CA VOUS CONCERNE - Selon une nouvelle étude de SAP-Concur, seulement un employé sur trois ne commettrait jamais de fraude.

On parle généralement de petites sommes, mais mises bout à bout elles finissent par coûter cher à l’entreprise. La fraude au travail pourrait coûter jusqu’à 14.000 euros par an pour une PME de 250 employés, selon une étude SAP Concur, spécialiste de la gestion des frais et des déplacements professionnels.

On ne parle pas de piquer dans la caisse, mais de récupérer quelques euros en gonflant une note de frais par exemple. Ce qu’on retrouve le plus comme comportement: passer un repas perso en repas d’affaire, arrondir ses frais kilométriques, arrondir les factures de téléphone pro ou encore se servir dans les fournitures de l’entreprise. Une petite ramette de papier par ci, quelques stylos par là... On l’a quasi-tous fait, sans penser à mal.

D’ailleurs c’est un peu le problème: la moitié des employés français pensent que c’est pas bien grave de faire une fausse note de frais de 115€ en moyenne. C’est parfois vu comme un petit extra pour compenser par exemple des heures sup pas forcément payées, ou un voyage d’affaires, une manière de justifier qu’on a gonflé la note, ça n'en reste pas moins illégal.

Qu’est-ce qu’on risque?

On ne va pas se mentir il y a généralement une certaine indulgence de la part de l’employeur. Si vous êtes pris la main dans le sac vous pouvez quand même avoir un rappel à l’ordre, voire un avertissement, mais ça peut aussi aller jusqu’au licenciement, notamment s’il y a récidive ou s’il y a de grosses sommes en jeu.
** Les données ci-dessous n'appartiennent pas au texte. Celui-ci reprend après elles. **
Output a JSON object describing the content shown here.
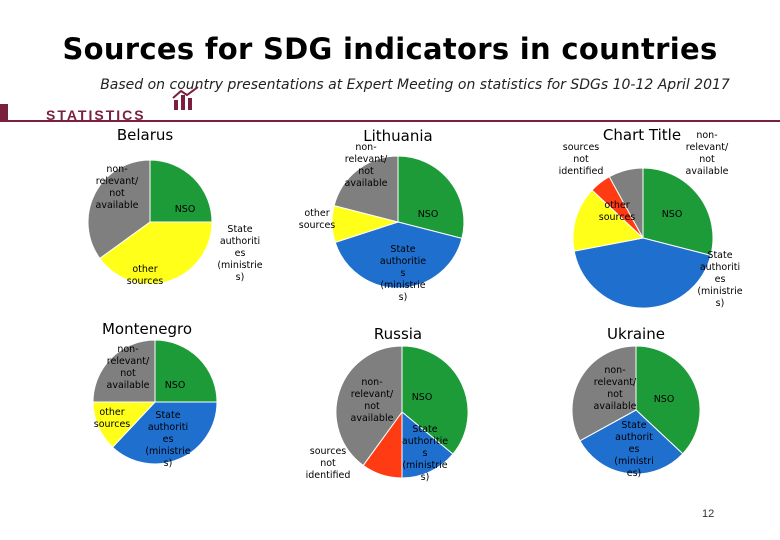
{
  "header": {
    "title": "Sources for SDG indicators in countries",
    "subtitle": "Based on country presentations at Expert Meeting on statistics for SDGs 10-12 April 2017",
    "brand": "STATISTICS"
  },
  "page_number": "12",
  "colors": {
    "NSO": "#1e9b39",
    "State authorities (ministries)": "#1f6fcf",
    "other sources": "#ffff1a",
    "non-relevant/ not available": "#7f7f7f",
    "sources not identified": "#ff3b14",
    "brand": "#7a1f3d"
  },
  "chart_data": [
    {
      "type": "pie",
      "title": "Belarus",
      "slices": [
        {
          "name": "NSO",
          "value": 25,
          "label": [
            "NSO"
          ]
        },
        {
          "name": "State authorities (ministries)",
          "value": 0,
          "label": [
            "State",
            "authoriti",
            "es",
            "(ministrie",
            "s)"
          ]
        },
        {
          "name": "other sources",
          "value": 40,
          "label": [
            "other",
            "sources"
          ]
        },
        {
          "name": "non-relevant/ not available",
          "value": 35,
          "label": [
            "non-",
            "relevant/",
            "not",
            "available"
          ]
        }
      ]
    },
    {
      "type": "pie",
      "title": "Lithuania",
      "slices": [
        {
          "name": "NSO",
          "value": 29,
          "label": [
            "NSO"
          ]
        },
        {
          "name": "State authorities (ministries)",
          "value": 41,
          "label": [
            "State",
            "authoritie",
            "s",
            "(ministrie",
            "s)"
          ]
        },
        {
          "name": "other sources",
          "value": 9,
          "label": [
            "other",
            "sources"
          ]
        },
        {
          "name": "non-relevant/ not available",
          "value": 21,
          "label": [
            "non-",
            "relevant/",
            "not",
            "available"
          ]
        }
      ]
    },
    {
      "type": "pie",
      "title": "Chart Title",
      "slices": [
        {
          "name": "NSO",
          "value": 29,
          "label": [
            "NSO"
          ]
        },
        {
          "name": "State authorities (ministries)",
          "value": 43,
          "label": [
            "State",
            "authoriti",
            "es",
            "(ministrie",
            "s)"
          ]
        },
        {
          "name": "other sources",
          "value": 15,
          "label": [
            "other",
            "sources"
          ]
        },
        {
          "name": "sources not identified",
          "value": 5,
          "label": [
            "sources",
            "not",
            "identified"
          ]
        },
        {
          "name": "non-relevant/ not available",
          "value": 8,
          "label": [
            "non-",
            "relevant/",
            "not",
            "available"
          ]
        }
      ]
    },
    {
      "type": "pie",
      "title": "Montenegro",
      "slices": [
        {
          "name": "NSO",
          "value": 25,
          "label": [
            "NSO"
          ]
        },
        {
          "name": "State authorities (ministries)",
          "value": 37,
          "label": [
            "State",
            "authoriti",
            "es",
            "(ministrie",
            "s)"
          ]
        },
        {
          "name": "other sources",
          "value": 13,
          "label": [
            "other",
            "sources"
          ]
        },
        {
          "name": "non-relevant/ not available",
          "value": 25,
          "label": [
            "non-",
            "relevant/",
            "not",
            "available"
          ]
        }
      ]
    },
    {
      "type": "pie",
      "title": "Russia",
      "slices": [
        {
          "name": "NSO",
          "value": 36,
          "label": [
            "NSO"
          ]
        },
        {
          "name": "State authorities (ministries)",
          "value": 14,
          "label": [
            "State",
            "authoritie",
            "s",
            "(ministrie",
            "s)"
          ]
        },
        {
          "name": "sources not identified",
          "value": 10,
          "label": [
            "sources",
            "not",
            "identified"
          ]
        },
        {
          "name": "non-relevant/ not available",
          "value": 40,
          "label": [
            "non-",
            "relevant/",
            "not",
            "available"
          ]
        }
      ]
    },
    {
      "type": "pie",
      "title": "Ukraine",
      "slices": [
        {
          "name": "NSO",
          "value": 37,
          "label": [
            "NSO"
          ]
        },
        {
          "name": "State authorities (ministries)",
          "value": 30,
          "label": [
            "State",
            "authorit",
            "es",
            "(ministri",
            "es)"
          ]
        },
        {
          "name": "non-relevant/ not available",
          "value": 33,
          "label": [
            "non-",
            "relevant/",
            "not",
            "available"
          ]
        }
      ]
    }
  ]
}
Dans l’étude, 68% des employés expliquent qu’ils ne comprennent pas les risques de fraude, que ce soit pour eux personnellement avec le risque de perdre son travail quand même, ou pour l’entreprise qui doit sortir de l’argent qu’elle n’a pas forcément.

On se dit que ce sont des petites sommes qui ne prêtent pas à conséquence, que ce n'est pas un problème. Il faut avouer aussi que la plupart des entreprises sont très mal équipées pour détecter les fraudes, dans les faits ça passe souvent inaperçue.

Il y a les petites sommes... mais il y a aussi les grosses ! Vous vous souvenez peut être de la présidente de l’INA Agnès Saal, qui avait été rattrapée par des notes de taxi mirobolantes: plus de 40.000 euros en 10 mois. Ca avait quand même fini par se voir.

Au final, on note quand même que plus un employé est content dans son job, plus il est impliqué dans son entreprise, sensibilisé aux dépenses, et moins il sera tenté de frauder.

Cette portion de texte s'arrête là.